Perhaps the most striking use of period signifiers can be found in the game’s music. During the demo the score was generally understated and hard to notice until a firefight broke out, at which point a slinky, Peter Gunn-sounding theme kicked in with propulsive energy. During one scene there was a loud, freaky jazz-psych jam that sounded pretty righteous, and like something that heads would’ve paid top dollar for at record stores like Twisted Village or Other Music until Sunbeam reissued it on 180 gram vinyl. We don’t necessarily devote much of our listening time to game soundtracks, but Deathloop’s is one that could easily take up space on our turntable.

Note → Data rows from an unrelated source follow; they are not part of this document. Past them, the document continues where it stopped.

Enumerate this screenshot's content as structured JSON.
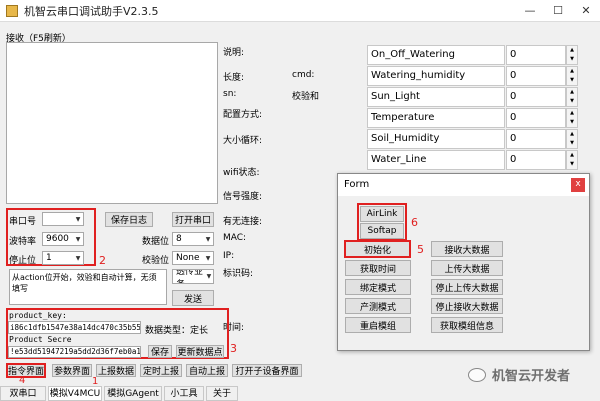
{
  "window": {
    "title": "机智云串口调试助手V2.3.5",
    "minimize": "—",
    "maximize": "☐",
    "close": "✕"
  },
  "receive": {
    "label": "接收（F5刷新）"
  },
  "info": {
    "desc": "说明:",
    "length": "长度:",
    "cmd": "cmd:",
    "sn": "sn:",
    "checksum": "校验和",
    "config_mode": "配置方式:",
    "loop_size": "大小循环:",
    "wifi_status": "wifi状态:",
    "signal": "信号强度:",
    "connected": "有无连接:",
    "mac": "MAC:",
    "ip": "IP:",
    "ident": "标识码:",
    "time": "时间:"
  },
  "serial": {
    "port_label": "串口号",
    "port_value": "",
    "baud_label": "波特率",
    "baud_value": "9600",
    "stop_label": "停止位",
    "stop_value": "1",
    "data_label": "数据位",
    "data_value": "8",
    "parity_label": "校验位",
    "parity_value": "None",
    "save_log": "保存日志",
    "open_port": "打开串口",
    "mode_value": "透传业务"
  },
  "send": {
    "hint": "从action位开始，效验和自动计算，无须填写",
    "send_button": "发送"
  },
  "product": {
    "key_label": "product_key:",
    "key_value": "i86c1dfb1547e38a14dc470c35b555",
    "data_type": "数据类型：定长",
    "secret_label": "Product Secre",
    "secret_value": "!e53dd51947219a5dd2d36f7eb0a1",
    "save": "保存",
    "update": "更新数据点"
  },
  "bottom_buttons": {
    "cmd_interface": "指令界面",
    "param_interface": "参数界面",
    "report_data": "上报数据",
    "timed_report": "定时上报",
    "auto_report": "自动上报",
    "open_device": "打开子设备界面"
  },
  "tabs": [
    "双串口",
    "模拟V4MCU",
    "模拟GAgent",
    "小工具",
    "关于"
  ],
  "annotations": [
    "1",
    "2",
    "3",
    "4",
    "5",
    "6"
  ],
  "datapoints": [
    {
      "name": "On_Off_Watering",
      "value": "0"
    },
    {
      "name": "Watering_humidity",
      "value": "0"
    },
    {
      "name": "Sun_Light",
      "value": "0"
    },
    {
      "name": "Temperature",
      "value": "0"
    },
    {
      "name": "Soil_Humidity",
      "value": "0"
    },
    {
      "name": "Water_Line",
      "value": "0"
    }
  ],
  "form": {
    "title": "Form",
    "close": "x",
    "airlink": "AirLink",
    "softap": "Softap",
    "init": "初始化",
    "get_time": "获取时间",
    "bind_mode": "绑定模式",
    "factory_mode": "产测模式",
    "restart": "重启模组",
    "recv_big": "接收大数据",
    "upload_big": "上传大数据",
    "stop_upload": "停止上传大数据",
    "stop_recv": "停止接收大数据",
    "module_info": "获取模组信息"
  },
  "watermark": "机智云开发者"
}
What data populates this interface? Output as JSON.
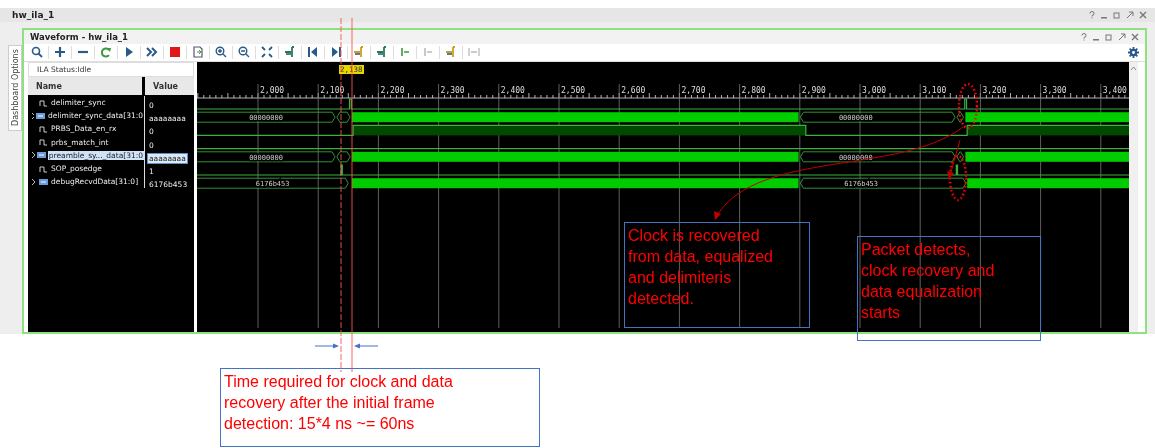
{
  "app_title": "hw_ila_1",
  "window": {
    "title": "Waveform - hw_ila_1"
  },
  "side_tab": "Dashboard Options",
  "ila_status": "ILA Status:Idle",
  "columns": [
    "Name",
    "Value"
  ],
  "signals": [
    {
      "name": "delimiter_sync",
      "value": "0",
      "kind": "bit",
      "expandable": false,
      "selected": false
    },
    {
      "name": "delimiter_sync_data[31:0",
      "value": "aaaaaaaa",
      "kind": "bus",
      "expandable": true,
      "selected": false,
      "bus_labels": [
        "00000000",
        "00000000"
      ]
    },
    {
      "name": "PRBS_Data_en_rx",
      "value": "0",
      "kind": "bit",
      "expandable": false,
      "selected": false
    },
    {
      "name": "prbs_match_int",
      "value": "0",
      "kind": "bit",
      "expandable": false,
      "selected": false
    },
    {
      "name": "preamble_sy..._data[31:0",
      "value": "aaaaaaaa",
      "kind": "bus",
      "expandable": true,
      "selected": true,
      "bus_labels": [
        "00000000",
        "00000000"
      ]
    },
    {
      "name": "SOP_posedge",
      "value": "1",
      "kind": "bit",
      "expandable": false,
      "selected": false
    },
    {
      "name": "debugRecvdData[31:0]",
      "value": "6176b453",
      "kind": "bus",
      "expandable": true,
      "selected": false,
      "bus_labels": [
        "6176b453",
        "6176b453"
      ]
    }
  ],
  "cursor": {
    "label": "2,138"
  },
  "ticks": [
    "2,000",
    "2,100",
    "2,200",
    "2,300",
    "2,400",
    "2,500",
    "2,600",
    "2,700",
    "2,800",
    "2,900",
    "3,000",
    "3,100",
    "3,200",
    "3,300",
    "3,400"
  ],
  "annotations": {
    "recovery_note": "Clock is recovered\nfrom data, equalized\nand delimiteris\ndetected.",
    "packet_note": "Packet detects,\nclock recovery and\ndata equalization\nstarts",
    "timing_note": "Time required for clock and data\nrecovery after the initial frame\ndetection: 15*4 ns ~= 60ns"
  }
}
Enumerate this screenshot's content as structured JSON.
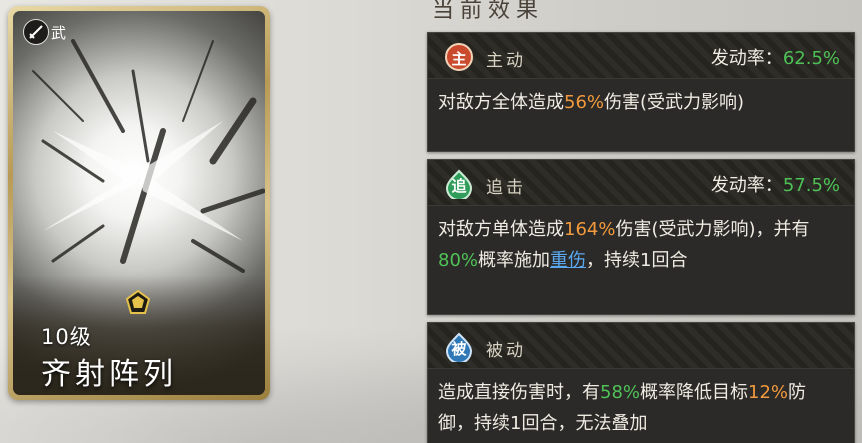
{
  "card": {
    "type_label": "武",
    "level": "10级",
    "name": "齐射阵列",
    "type_icon": "sword-icon",
    "gem_icon": "gem-icon"
  },
  "panel_title": "当前效果",
  "skills": [
    {
      "badge": "主",
      "badge_color": "#c94a2c",
      "kind": "主动",
      "rate_label": "发动率：",
      "rate": "62.5%",
      "desc": [
        {
          "t": "对敌方全体造成"
        },
        {
          "t": "56%",
          "c": "orange"
        },
        {
          "t": "伤害(受武力影响)"
        }
      ]
    },
    {
      "badge": "追",
      "badge_color": "#2f9c5a",
      "kind": "追击",
      "rate_label": "发动率：",
      "rate": "57.5%",
      "desc": [
        {
          "t": "对敌方单体造成"
        },
        {
          "t": "164%",
          "c": "orange"
        },
        {
          "t": "伤害(受武力影响)，并有"
        },
        {
          "t": "80%",
          "c": "green"
        },
        {
          "t": "概率施加"
        },
        {
          "t": "重伤",
          "c": "link"
        },
        {
          "t": "，持续1回合"
        }
      ]
    },
    {
      "badge": "被",
      "badge_color": "#2f78b8",
      "kind": "被动",
      "desc": [
        {
          "t": "造成直接伤害时，有"
        },
        {
          "t": "58%",
          "c": "green"
        },
        {
          "t": "概率降低目标"
        },
        {
          "t": "12%",
          "c": "orange"
        },
        {
          "t": "防御，持续1回合，无法叠加"
        }
      ]
    }
  ]
}
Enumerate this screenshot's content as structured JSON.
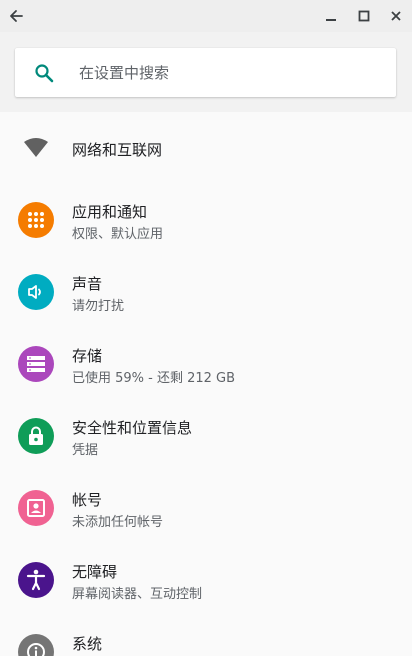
{
  "window": {
    "back_icon": "arrow-left-icon",
    "minimize_icon": "minimize-icon",
    "maximize_icon": "maximize-icon",
    "close_icon": "close-icon"
  },
  "search": {
    "placeholder": "在设置中搜索",
    "value": "",
    "icon": "search-icon",
    "icon_color": "#00897b"
  },
  "items": [
    {
      "title": "网络和互联网",
      "subtitle": "",
      "icon": "wifi-icon",
      "color": "#616161"
    },
    {
      "title": "应用和通知",
      "subtitle": "权限、默认应用",
      "icon": "apps-grid-icon",
      "color": "#f57c00"
    },
    {
      "title": "声音",
      "subtitle": "请勿打扰",
      "icon": "volume-icon",
      "color": "#00acc1"
    },
    {
      "title": "存储",
      "subtitle": "已使用 59% - 还剩 212 GB",
      "icon": "storage-icon",
      "color": "#ab47bc"
    },
    {
      "title": "安全性和位置信息",
      "subtitle": "凭据",
      "icon": "lock-icon",
      "color": "#0f9d58"
    },
    {
      "title": "帐号",
      "subtitle": "未添加任何帐号",
      "icon": "account-icon",
      "color": "#f06292"
    },
    {
      "title": "无障碍",
      "subtitle": "屏幕阅读器、互动控制",
      "icon": "accessibility-icon",
      "color": "#4a148c"
    },
    {
      "title": "系统",
      "subtitle": "",
      "icon": "info-icon",
      "color": "#757575"
    }
  ]
}
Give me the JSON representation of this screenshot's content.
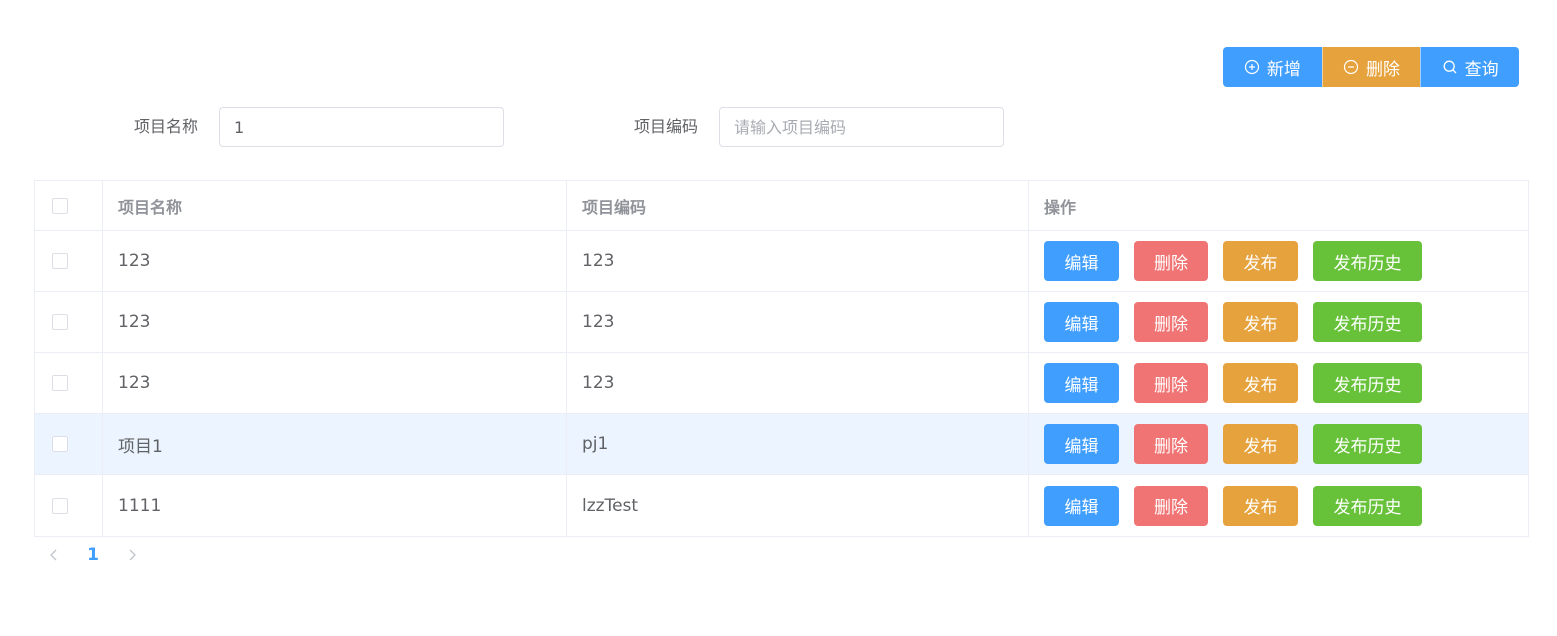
{
  "toolbar": {
    "add_label": "新增",
    "delete_label": "删除",
    "query_label": "查询"
  },
  "search": {
    "name_label": "项目名称",
    "name_value": "1",
    "code_label": "项目编码",
    "code_placeholder": "请输入项目编码"
  },
  "table": {
    "headers": {
      "name": "项目名称",
      "code": "项目编码",
      "ops": "操作"
    },
    "rows": [
      {
        "name": "123",
        "code": "123"
      },
      {
        "name": "123",
        "code": "123"
      },
      {
        "name": "123",
        "code": "123"
      },
      {
        "name": "项目1",
        "code": "pj1"
      },
      {
        "name": "1111",
        "code": "lzzTest"
      }
    ],
    "actions": {
      "edit": "编辑",
      "delete": "删除",
      "publish": "发布",
      "history": "发布历史"
    }
  },
  "pagination": {
    "current_page": "1"
  },
  "colors": {
    "primary": "#409eff",
    "warning": "#e6a23c",
    "danger": "#f07474",
    "success": "#67c23a",
    "row_highlight": "#ecf5ff"
  }
}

Despite its flashy aesthetic and record collector-friendly music, the heart of Deathloop, like any videogame, will be how it plays. We haven’t experienced that yet ourselves—again, this demo was hand’s off, so we were merely watching footage of the game in action—but given Arkane’s sterling work on the Dishonored games, there’s more than enough reason to be optimistic about Deathloop. Even if the action is lacking, it’s still a world that will look and sound like few others in gaming. Also, who doesn’t get wrapped up in a good mystery, or hooked on a game that smartly teases out clearly defined goalposts between lots and lots of death? Bakaba calls Deathloop “an inverted murder puzzle,” and based on the demo that sounds about right.